Thank you very much for that question, Mr. Dreeshen.
I think that is an accurate statement I tweeted. Let me start by explaining a little about how the Chinese economy works and their strategic investment objectives, which play into this.
Every year, they are given a list of prioritized sectors. Right now they have nine sectors that are prioritized. We see these sectors getting vast sums of money to invest abroad and domestically. The sectors that we see being prioritized are politically motivated sectors. We see this fundamentally in the performance of the firms. Believe it or not, Chinese firms, especially the SOEs, have very low return on assets and equity, some of the lowest in the world. Large cap companies in the Chinese stock market have been yielding about 1% annually for the past 25 years.

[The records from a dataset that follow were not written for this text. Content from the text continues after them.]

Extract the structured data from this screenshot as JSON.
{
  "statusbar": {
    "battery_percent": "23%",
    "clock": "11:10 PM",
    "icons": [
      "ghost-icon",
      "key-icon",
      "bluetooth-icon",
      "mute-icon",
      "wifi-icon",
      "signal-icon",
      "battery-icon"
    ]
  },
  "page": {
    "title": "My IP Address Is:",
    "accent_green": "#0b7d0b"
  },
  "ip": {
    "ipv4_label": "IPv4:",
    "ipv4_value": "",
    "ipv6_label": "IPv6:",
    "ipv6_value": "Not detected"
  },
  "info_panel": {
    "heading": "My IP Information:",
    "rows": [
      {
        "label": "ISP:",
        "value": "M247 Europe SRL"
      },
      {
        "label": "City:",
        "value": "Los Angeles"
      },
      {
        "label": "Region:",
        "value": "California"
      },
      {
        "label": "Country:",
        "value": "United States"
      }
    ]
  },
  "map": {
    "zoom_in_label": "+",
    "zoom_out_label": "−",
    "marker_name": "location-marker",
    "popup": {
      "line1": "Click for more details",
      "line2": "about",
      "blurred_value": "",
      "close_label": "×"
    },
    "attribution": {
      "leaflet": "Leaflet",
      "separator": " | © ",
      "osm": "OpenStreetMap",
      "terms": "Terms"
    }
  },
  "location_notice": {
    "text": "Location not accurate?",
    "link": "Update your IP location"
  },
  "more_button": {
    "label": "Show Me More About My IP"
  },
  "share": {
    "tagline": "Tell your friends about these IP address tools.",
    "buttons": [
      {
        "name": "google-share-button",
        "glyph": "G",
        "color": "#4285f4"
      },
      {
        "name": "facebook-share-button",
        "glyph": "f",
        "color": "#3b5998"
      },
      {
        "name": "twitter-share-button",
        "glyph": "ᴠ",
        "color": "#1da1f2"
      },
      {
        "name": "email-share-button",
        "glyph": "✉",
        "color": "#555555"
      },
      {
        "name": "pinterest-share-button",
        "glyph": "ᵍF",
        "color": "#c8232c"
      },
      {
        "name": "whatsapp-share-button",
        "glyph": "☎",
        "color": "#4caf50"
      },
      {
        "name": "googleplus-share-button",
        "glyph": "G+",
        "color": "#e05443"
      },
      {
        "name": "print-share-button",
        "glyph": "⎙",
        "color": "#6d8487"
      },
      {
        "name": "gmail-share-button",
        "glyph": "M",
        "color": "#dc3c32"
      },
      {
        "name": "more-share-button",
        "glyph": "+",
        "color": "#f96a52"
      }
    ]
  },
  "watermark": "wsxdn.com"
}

Then we also see this in how capital is allocated within the country and abroad. As a simple example, they have prioritized sectors like big data and facial recognition, primarily for domestic security concerns. When they are talking about things like artificial intelligence at the University of Toronto and some of the other highly skilled areas, they're using that technology in ways that liberal democracies might not appreciate.
Even if it is not necessarily a firm that is purchased, with the jobs being relocated out of Canada, at the very least it probably bears a second look at what some of these Chinese companies are doing, especially with technological resources and how they are being used in places like Xinjiang.

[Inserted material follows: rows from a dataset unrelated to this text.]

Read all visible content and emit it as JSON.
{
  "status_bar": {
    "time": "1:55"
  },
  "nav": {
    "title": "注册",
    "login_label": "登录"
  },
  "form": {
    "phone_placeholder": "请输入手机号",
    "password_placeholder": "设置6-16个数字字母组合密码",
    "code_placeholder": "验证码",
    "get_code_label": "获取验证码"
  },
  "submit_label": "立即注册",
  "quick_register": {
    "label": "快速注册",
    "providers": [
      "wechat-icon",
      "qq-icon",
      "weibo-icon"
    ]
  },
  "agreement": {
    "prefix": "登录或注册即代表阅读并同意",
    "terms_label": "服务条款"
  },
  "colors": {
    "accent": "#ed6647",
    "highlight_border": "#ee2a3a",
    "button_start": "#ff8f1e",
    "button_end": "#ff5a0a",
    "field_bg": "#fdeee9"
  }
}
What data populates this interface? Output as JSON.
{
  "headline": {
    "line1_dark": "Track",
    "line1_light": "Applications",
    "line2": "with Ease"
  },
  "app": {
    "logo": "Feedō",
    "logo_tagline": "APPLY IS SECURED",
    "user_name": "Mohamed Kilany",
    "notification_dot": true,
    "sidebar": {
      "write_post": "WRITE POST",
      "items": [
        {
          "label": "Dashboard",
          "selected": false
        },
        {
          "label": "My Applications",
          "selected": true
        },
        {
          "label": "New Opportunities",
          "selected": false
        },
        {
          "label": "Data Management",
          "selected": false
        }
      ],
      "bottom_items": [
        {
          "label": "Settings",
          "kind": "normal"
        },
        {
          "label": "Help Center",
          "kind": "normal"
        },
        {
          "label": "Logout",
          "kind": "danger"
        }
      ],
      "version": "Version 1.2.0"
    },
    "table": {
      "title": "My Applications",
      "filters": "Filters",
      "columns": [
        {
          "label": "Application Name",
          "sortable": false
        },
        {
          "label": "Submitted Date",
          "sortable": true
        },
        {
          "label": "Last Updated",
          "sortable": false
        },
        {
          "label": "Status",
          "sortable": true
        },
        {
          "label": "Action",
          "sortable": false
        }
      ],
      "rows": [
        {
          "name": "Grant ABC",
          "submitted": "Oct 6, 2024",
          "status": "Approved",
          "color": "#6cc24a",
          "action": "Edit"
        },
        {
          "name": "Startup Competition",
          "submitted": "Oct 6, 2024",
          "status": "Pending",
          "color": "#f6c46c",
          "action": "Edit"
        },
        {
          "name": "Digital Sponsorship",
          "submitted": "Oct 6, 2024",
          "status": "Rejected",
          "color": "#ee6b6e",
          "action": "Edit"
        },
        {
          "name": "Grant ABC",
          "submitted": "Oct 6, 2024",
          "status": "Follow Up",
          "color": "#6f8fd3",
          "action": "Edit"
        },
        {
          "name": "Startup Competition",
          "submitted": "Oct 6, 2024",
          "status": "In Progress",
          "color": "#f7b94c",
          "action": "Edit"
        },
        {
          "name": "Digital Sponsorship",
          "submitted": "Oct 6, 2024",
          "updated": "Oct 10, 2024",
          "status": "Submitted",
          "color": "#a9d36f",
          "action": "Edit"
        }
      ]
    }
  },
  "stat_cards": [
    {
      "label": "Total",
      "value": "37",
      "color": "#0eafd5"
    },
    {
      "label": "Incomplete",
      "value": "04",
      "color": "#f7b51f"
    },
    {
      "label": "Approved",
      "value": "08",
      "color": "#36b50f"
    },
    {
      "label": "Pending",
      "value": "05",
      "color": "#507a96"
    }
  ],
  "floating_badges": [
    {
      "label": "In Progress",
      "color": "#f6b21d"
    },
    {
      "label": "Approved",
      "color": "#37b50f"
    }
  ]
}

In how Chinese companies are investing abroad, we see very clear examples where they will work through venture capital firms to access the technology of a target firm and gain access to its technology and then either copy or license that technology—there are many different patterns this has taken—so that the technology can essentially be exported to China and used there. We've seen examples in the United States and other countries where they have not submitted to a national security review.
We see this as the behaviour we're dealing with, and when we talk about a rules-based order and the standard economic practices that we take for granted, they are not something that China abides by, typically.